Collaborative finding is implemented through a Facebook connect feature. Users use the feature can see within StrayHat 2.0 - when a Facebook friend loses an item, finds an item and retrieves an item. A user can offer assistance, provide comments and seek help from Facebook friends who are not yet on StrayHat by 'sharing' what item has been lost out to Facebook.

"The activity is managed by the StrayHat user, so its unlikely that a user seeks assistance from the community for $5 drink bottle, but if the $400 clarinet goes missing then its important that as many people as possible are on the case" said Chye.

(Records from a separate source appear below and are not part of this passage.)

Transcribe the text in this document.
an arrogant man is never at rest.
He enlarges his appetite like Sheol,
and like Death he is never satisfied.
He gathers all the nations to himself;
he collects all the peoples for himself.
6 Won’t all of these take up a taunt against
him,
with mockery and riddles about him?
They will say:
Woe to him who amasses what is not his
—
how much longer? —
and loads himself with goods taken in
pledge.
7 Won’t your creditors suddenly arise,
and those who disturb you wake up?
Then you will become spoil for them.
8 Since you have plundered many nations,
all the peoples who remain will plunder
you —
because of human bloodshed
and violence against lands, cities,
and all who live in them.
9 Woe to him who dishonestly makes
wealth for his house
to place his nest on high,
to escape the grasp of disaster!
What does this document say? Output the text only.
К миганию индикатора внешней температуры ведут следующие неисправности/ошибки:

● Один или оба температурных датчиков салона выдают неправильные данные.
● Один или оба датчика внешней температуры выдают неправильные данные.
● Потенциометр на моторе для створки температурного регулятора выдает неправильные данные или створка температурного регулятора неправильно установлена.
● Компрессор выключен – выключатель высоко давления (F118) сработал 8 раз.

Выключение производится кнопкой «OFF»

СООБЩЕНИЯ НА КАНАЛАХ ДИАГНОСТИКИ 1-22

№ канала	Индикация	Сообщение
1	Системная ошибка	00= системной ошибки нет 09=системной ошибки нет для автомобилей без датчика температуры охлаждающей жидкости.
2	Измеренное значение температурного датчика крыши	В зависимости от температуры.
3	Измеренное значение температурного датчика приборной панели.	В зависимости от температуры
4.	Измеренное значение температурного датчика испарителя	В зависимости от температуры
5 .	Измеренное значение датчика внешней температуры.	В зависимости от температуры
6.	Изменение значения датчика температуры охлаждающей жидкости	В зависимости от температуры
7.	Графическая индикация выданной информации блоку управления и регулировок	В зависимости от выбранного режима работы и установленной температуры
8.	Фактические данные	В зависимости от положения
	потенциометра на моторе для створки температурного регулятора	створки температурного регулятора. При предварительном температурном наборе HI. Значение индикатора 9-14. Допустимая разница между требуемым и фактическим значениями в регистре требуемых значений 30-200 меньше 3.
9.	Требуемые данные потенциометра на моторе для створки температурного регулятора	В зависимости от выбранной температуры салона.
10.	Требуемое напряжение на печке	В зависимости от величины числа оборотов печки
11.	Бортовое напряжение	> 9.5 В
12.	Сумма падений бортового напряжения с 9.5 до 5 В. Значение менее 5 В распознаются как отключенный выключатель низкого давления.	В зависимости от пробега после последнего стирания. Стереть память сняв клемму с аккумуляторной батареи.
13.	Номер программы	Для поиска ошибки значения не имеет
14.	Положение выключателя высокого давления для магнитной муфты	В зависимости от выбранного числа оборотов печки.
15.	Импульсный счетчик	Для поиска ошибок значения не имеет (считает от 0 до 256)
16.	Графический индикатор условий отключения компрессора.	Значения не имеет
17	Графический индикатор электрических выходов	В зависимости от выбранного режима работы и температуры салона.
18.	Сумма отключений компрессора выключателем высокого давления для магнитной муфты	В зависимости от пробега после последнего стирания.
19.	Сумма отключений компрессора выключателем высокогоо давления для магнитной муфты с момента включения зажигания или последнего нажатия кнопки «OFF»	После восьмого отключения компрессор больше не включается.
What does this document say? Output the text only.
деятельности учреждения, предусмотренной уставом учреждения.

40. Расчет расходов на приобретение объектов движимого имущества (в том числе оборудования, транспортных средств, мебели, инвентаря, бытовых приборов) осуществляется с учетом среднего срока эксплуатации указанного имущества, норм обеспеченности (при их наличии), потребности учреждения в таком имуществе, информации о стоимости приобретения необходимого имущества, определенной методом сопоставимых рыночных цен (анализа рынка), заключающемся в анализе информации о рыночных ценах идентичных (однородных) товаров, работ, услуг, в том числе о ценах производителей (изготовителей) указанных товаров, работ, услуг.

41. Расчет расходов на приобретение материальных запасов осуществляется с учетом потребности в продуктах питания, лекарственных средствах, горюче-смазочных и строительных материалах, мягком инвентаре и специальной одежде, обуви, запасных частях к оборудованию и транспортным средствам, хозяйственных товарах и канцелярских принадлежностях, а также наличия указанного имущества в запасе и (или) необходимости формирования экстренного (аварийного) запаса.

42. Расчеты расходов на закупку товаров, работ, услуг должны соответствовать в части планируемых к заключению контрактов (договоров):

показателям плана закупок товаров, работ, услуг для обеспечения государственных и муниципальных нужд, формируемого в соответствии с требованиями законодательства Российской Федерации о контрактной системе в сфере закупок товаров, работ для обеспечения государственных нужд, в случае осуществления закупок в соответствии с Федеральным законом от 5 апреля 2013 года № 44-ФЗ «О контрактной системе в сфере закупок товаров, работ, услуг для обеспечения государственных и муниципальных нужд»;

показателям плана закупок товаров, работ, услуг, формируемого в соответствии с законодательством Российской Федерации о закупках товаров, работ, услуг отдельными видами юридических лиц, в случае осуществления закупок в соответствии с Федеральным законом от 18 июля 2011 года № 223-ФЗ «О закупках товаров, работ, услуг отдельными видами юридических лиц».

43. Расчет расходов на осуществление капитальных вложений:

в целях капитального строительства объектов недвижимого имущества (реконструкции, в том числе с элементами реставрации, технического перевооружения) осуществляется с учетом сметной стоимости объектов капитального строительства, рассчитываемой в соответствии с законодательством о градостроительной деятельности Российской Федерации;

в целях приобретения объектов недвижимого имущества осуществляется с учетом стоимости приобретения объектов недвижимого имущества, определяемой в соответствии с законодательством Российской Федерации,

Crowd sourcing, sharing and collaborative consumption are key trends in the market as demonstrated by the successes of AirBnB, GoGet or Task Rabbit. These are great examples of sharing the buying and consuming of goods and services. StrayHat is designed to leverage similar networks for finding lost property - particularly that of school aged children. The aim is to have school communities work together to find lost items and help get them back to busy parents.     

To add to the social elements of StrayHat, a new feature called "Social Tagging" has been added. This feature allows you to 'tag' a friends item and this will show on the users activity list. This is the first 'gamification' feature in StrayHat that will see social activity around a particular item of interest for a social group.